Uma terceira lenda afirma que o Programa Mais Médicos é um programa petista para petistas. O PMM é incontestavelmente um programa nacional, presente em todos os Estados e todas as regiões do país. Os dados da pesquisa revelam que 65% dos municípios brasileiros, ou seja, 3.773 têm médicos do PMM. A maioria absoluta dos Estados teve mais da metade de seus municípios contemplados com médicos do PMM. Alguns exemplos: São Paulo, 52,7%; Minas Gerais, 58,1%; Paraná, 75,9%; Rio Grande do Sul, 75,1%; Mato Grosso do Sul, 79,7%; Mato Grosso, 75,9%; Bahia, 86,1%; Maranhão, 80,6%; Pará, 88,9%; Amazonas, 98,4%; Rondônia, 92,3%.
Os críticos do PMM encontraram alguma evidência que comprove serem petistas mais da metade dos municípios brasileiros? Uma quarta lenda procura difundir a tese segundo a qual o PMM é um programa de médicos cubanos para ajudar o governo cubano. Apesar de ter um contingente elevado de médicos cubanos, estes vieram em missão internacional, e estão, como os brasileiros, em todos os Estados e todas as regiões do país. Além disso, são médicos com larga experiência profissional.
Ao contrário, o PMM é um programa de abrangência internacional, o que permite aos médicos brasileiros, pela primeira na história do Brasil, terem em solo brasileiro a oportunidade de intercambiar experiências, oportunidades, práticas profissionais de uma profissão milenar e universalmente padronizada em seu escopo técnico-cientifico. Constata-se a presença de médicos de várias nacionalidades: cubanos, argentinos, uruguaios, venezuelanos, peruanos, espanhóis, mexicanos, hondurenhos, dominicanos, alemães, portugueses, holandeses, italianos, enfim, são 48 países integrados no PMM. Isto é, por si só, um feito sem precedentes na história do Brasil.
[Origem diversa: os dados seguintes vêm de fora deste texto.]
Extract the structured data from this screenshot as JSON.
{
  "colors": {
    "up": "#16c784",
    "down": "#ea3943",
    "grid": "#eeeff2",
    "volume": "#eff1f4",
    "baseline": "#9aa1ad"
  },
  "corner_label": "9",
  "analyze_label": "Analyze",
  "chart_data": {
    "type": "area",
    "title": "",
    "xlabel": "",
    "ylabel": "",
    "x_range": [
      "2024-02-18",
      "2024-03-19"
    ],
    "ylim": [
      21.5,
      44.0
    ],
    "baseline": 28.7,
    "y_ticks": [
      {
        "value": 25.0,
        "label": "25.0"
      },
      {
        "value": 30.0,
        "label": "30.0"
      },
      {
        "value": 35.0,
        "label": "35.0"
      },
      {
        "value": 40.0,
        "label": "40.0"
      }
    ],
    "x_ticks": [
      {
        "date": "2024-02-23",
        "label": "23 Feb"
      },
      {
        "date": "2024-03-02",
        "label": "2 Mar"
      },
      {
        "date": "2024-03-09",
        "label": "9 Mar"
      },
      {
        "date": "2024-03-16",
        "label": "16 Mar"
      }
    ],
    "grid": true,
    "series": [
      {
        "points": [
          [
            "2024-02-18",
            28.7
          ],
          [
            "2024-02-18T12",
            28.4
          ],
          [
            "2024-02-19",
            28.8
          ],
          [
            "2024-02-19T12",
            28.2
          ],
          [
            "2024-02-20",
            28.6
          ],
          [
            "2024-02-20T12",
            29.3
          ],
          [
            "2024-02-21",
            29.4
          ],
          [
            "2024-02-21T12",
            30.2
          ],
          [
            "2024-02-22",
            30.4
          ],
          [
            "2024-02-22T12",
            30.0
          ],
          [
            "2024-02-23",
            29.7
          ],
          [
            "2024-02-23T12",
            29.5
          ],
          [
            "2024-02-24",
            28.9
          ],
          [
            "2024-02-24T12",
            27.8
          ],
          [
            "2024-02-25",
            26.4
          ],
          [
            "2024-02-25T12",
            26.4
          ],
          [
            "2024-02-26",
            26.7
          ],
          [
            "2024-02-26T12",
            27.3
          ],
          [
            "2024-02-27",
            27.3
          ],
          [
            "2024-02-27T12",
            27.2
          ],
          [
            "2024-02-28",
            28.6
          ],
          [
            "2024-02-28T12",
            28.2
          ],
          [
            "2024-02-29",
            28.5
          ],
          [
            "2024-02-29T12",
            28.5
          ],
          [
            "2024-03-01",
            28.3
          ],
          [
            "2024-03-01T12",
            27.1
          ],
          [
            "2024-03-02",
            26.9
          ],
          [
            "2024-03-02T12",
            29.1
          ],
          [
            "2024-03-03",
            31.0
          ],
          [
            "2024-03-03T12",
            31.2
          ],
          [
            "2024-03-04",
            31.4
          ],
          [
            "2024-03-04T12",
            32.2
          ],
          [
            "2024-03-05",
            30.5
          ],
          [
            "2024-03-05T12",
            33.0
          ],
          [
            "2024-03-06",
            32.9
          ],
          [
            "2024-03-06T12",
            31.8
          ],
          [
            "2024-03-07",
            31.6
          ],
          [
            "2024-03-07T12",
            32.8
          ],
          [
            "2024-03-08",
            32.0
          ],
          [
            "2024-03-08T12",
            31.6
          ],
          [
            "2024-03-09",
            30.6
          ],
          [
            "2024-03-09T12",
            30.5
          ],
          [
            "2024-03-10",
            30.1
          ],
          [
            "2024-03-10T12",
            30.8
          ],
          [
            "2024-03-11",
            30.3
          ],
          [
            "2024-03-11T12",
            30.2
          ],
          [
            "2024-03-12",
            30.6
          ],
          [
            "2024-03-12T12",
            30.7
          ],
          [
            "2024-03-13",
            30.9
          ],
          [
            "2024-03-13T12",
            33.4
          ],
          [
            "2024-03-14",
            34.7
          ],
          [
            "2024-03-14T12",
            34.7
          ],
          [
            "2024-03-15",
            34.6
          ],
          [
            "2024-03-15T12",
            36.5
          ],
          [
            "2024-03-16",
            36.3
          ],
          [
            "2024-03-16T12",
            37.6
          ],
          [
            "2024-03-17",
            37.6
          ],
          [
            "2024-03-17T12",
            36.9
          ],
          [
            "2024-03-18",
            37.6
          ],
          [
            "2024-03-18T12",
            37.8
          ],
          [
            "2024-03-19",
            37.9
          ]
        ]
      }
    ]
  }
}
O PMM nasce de uma medida que visou fazer mudanças estruturais no recrutamento, na inserção, na fixação de médicos, na formação desses profissionais e no acesso da população a serviços básicos consagrados pela Constituição. Nenhuma proposta eleitoreira toca em temas estruturais e muito menos em questões tão complexas como a formação, o mercado de trabalho e a inserção dos médicos no Sistema Único de Saúde.
*Maria Helena Machado é socióloga, pesquisadora titular da Escola Nacional de Saúde Pública (Ensp/Fiocruz) e coordenadora geral da Pesquisa Avaliativa do Programa Mais Médicos. Francisco Eduardo de Campos é médico e professor aposentado da Universidade Federal de Minas Gerais (UFMG). Nisia Trindade Lima é socióloga e vice presidente de Ensino, Informação e Comunicação da Fiocruz.
O artigo foi originalmente publicado no jornal Valor Econômico em 28/1/2015.